Artwork Information

  • Title:

    D’une Jeune Fille

  • Artist:

    Pascin, Jules

  • Artist Bio:

    American (born in Bulgaria), 1885–1930

  • Date:

    about 1928

  • Medium:

    Oil over black crayon on linen

  • Dimensions:

    39 3/4 x 32 3/8 in.

  • Credit Line:

    Wichita Art Museum, Roland P. Murdock Collection

  • Object Number:

    M144.57

  • Display:

    Not Currently on Display


About the Artwork

Pascin’s women are all pictured in some state of casual or unrestrained sensuality. Clothed or unclothed, the figures emphasize this mood. The models, such as the one seen in Portrait d’une Jeune Fille, are not painted in sunlit gardens but indoors, resting on a couch or reposing in an over-stuffed chair. Pascin applies paint in washes of sensitively iridescent color with a technique derived from Cézanne. Most captivating is his deceptively casual, evanescent, expressive line. His art echoes the heritage of Toulouse-Lautrec, Degas, and Renoir.

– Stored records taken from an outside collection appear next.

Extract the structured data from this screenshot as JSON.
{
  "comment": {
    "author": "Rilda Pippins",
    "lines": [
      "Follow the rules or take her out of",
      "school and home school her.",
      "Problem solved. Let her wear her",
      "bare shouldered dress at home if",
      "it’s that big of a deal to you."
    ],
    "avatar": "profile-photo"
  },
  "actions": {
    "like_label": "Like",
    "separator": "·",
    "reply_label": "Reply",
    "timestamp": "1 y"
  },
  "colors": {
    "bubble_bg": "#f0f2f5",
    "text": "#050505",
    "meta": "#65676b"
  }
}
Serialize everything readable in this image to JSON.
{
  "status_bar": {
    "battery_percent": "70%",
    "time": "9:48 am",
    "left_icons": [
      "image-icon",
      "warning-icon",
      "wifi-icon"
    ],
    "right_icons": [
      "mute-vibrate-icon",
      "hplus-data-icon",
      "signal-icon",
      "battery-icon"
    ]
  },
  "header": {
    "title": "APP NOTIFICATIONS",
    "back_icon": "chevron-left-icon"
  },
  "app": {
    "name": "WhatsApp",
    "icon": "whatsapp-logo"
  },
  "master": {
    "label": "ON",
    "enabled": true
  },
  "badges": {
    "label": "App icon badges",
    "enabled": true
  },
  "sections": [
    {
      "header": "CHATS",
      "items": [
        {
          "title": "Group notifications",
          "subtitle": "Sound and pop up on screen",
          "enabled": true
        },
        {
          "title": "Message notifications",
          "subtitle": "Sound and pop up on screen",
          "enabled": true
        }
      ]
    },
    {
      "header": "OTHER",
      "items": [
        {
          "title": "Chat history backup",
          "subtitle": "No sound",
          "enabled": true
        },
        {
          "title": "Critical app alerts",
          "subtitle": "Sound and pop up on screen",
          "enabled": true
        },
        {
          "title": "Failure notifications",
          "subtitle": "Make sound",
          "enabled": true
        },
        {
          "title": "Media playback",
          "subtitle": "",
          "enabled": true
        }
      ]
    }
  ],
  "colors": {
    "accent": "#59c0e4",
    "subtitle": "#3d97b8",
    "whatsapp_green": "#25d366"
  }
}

Jules Pascin was born in the seaport town of Vidin, Bulgaria. The painter’s original name was Julius Pincas which he changed to the more Gallic-sounding Pascin when he arrived in Paris in 1905. With the outbreak of World War I, he sailed for the United States. He returned to Paris in the fall of 1920. So closely is Pascin associated with Paris that although he became an American citizen he is often referred to as a French artist. He died a suicide in Paris.